Why a salad matters more than you think
A classic Thanksgiving table is essentially a buffet of soft foods: mashed, baked, whipped, roasted, creamed, glazed. All delicious. All comforting. All, at some point, begging for contrast. A salad brings the plot twist. The crunch. The brightness. The color. The “okay, now I can keep going.”
It’s the culinary equivalent of opening a window in a stuffy room.
And honestly? It helps you actually taste your food again. Richness is wonderful but only when your palate hasn’t become overwhelmed with it.
Where nutrition secretly plays a role (without killing the mood)

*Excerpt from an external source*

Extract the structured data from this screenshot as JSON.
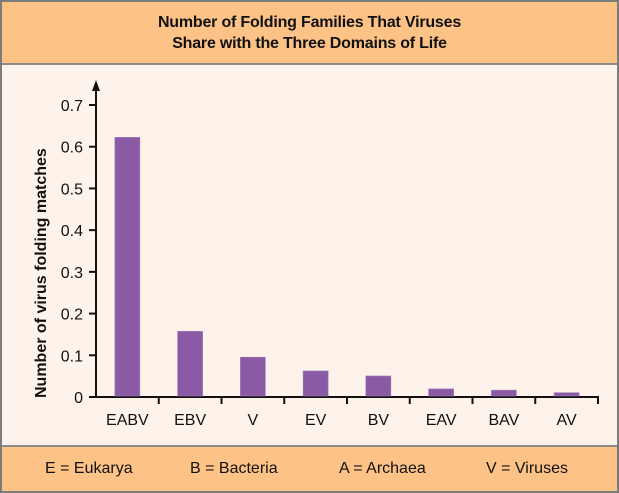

Here’s the thing: you don’t need a salad because it’s “healthy.” You need a salad because your body appreciates balance. The crunch and fiber help slow down how quickly all the mashed potatoes, rolls, and unknown amounts of gravy hit your bloodstream. A little bit of raw, fresh produce in the middle of all that can help with digestion, blood sugar steadiness, and the post-meal “why am I suddenly horizontal?” moment.
I’m not talking about “being healthy” on Thanksgiving. I’m talking about biology. And common sense.
Plus, vegetables that actually taste good? That’s something to be thankful for.
The salad itself (because it needs to be worth it)
Let’s get one thing straight: this is not the time for a sweet, delicate, Instagram-worthy salad. No, Thanksgiving is not the time for that.
What a Thanksgiving salad needs is:
Something bitter or peppery
Something crunchy
Something juicy
Something salty
Something that makes people say, “Wait, what’s in this?”
And a dressing that unapologetically wakes everyone up a little
Think radicchio, fennel, apple, toasted nuts, herbs, and a vinaigrette with enough acid to clear the gravy fog from your brain.
In conclusion: yes, make the salad
Will everyone eat it? Yes. Even the people who rolled their eyes at it will eat it. They always do. They’ll take a little spoonful “just to try it,” and then suddenly half the bowl will be gone.
A Thanksgiving table without a salad just feels…unfinished. Add it. Serve it proudly. Let it do its job. Everyone (and their digestive system) will thank you.